Re: [FileAPI] Updates to FileAPI Editor's Draft

From: Jonas Sicking <jonas@sicking.cc>
Date: Thu, 7 Jul 2011 12:26:08 -0700
Message-ID: <CA+c2ei96mCkp4Ks1cAe2LdGXcG7i6OreaV+zxzggU6jyDkMpvQ@mail.gmail.com>
To: arun@mozilla.com
Cc: "Gregg Tavares (wrk)" <gman@google.com>, Web Applications Working Group WG <public-webapps@w3.org>
On Tue, Jun 21, 2011 at 10:17 AM, Arun Ranganathan <arun@mozilla.com> wrote:
> Sorry if these have all been discussed before. I just read the File API for
> the first time and 2 random questions popped in my head.
> 1) If I'm using readAsText with a particular encoding and the data in the
> file is not actually in that encoding such that code points in the file can
> not be mapped to valid code points what happens? Is that implementation
> specific or is it specified? I can imagine at least 3 different behaviors.
> This should be specified better and isn't.  I'm inclined to then return the
> file in the encoding it is in rather than force an encoding (in other words,
> ignore the encoding parameter if it is determined that code points can't be
> mapped to valid code points in the encoding... also note that we say to
> "Replace bytes or sequences of bytes that are not valid according to
> the charset with a single U+FFFD character [Unicode]").  Right now, the spec
> isn't specific to this scenario ("... if the user agent cannot decode blob
> using encoding, then let charset be null" before the algorithmic steps,
> which essentially forces UTF-8).

I definitely don't think we should use some type of autodetecting of
charset if people explicitly define one. That is likely to create more
confusion and bugs than it'll solve problems.

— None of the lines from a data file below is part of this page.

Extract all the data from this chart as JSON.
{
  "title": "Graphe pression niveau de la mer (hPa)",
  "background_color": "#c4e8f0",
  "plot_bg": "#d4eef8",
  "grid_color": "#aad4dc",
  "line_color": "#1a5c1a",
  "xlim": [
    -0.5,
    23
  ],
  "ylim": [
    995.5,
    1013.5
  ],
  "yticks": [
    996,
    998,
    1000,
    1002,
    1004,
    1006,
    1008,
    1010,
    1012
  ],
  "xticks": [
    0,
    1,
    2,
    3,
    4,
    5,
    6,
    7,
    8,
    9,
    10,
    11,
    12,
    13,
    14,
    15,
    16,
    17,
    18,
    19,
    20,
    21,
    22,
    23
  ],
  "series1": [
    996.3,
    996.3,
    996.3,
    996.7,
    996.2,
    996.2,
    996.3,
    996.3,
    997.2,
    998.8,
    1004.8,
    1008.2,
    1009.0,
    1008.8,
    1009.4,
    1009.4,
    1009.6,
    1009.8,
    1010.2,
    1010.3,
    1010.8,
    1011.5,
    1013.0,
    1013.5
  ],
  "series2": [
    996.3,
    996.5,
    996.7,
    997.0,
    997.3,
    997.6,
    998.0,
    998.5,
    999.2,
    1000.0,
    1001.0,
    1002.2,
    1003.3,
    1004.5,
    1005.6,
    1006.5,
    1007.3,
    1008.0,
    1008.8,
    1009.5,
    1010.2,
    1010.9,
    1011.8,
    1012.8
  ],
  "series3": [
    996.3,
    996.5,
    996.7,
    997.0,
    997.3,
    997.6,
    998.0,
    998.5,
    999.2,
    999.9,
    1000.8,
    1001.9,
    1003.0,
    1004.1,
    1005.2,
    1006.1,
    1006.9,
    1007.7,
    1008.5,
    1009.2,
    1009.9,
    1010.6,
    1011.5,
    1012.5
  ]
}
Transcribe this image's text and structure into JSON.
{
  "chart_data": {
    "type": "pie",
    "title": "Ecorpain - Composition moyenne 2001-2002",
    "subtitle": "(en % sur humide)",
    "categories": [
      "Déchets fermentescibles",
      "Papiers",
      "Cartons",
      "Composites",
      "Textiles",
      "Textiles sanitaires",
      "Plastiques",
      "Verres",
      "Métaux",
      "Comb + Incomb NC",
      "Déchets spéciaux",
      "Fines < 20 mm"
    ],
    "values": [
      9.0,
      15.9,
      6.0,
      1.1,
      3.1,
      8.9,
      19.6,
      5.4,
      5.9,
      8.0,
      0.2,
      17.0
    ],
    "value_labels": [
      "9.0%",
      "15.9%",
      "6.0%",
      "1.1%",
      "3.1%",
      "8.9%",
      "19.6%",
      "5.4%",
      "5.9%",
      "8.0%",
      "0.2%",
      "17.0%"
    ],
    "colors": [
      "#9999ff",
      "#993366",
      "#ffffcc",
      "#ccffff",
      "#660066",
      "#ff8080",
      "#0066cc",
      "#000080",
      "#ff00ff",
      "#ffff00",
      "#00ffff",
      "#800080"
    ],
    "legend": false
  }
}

I don't fully understand what's undefined if we say that any invalid
character should be replaced by U+FFFD? I.e. why isn't that enough?
I'm not at all doubting that it isn't enough, but I'd like to
understand how it's not enough in order to fix it.

> 2) If I'm reading using readAsText a multibyte encoding (utf-8, shift-jis,
> etc..) is it implementation dependent whether or not it can return partial
> characters when returning partial results during reading? In other words,
>  Let's say the next character in a file is a 3 byte code point but the
> reader has only read 2 of those 3 bytes so far. Is implementation dependent
> whether result includes those 2 bytes before reading the 3rd byte or not?
> Yes, partial results are currently implementation dependent; the spec. only
> says they SHOULD be returned.  There was reluctance to have MUST condition
> on partial file reads.  I'm open to revisiting this decision if the
> justification is a really good one.

I absolutely don't think we should return partial results. From the
page authors point of view .result should "stream" in. Once a
character has been appended to it, it should never change.

/ Jonas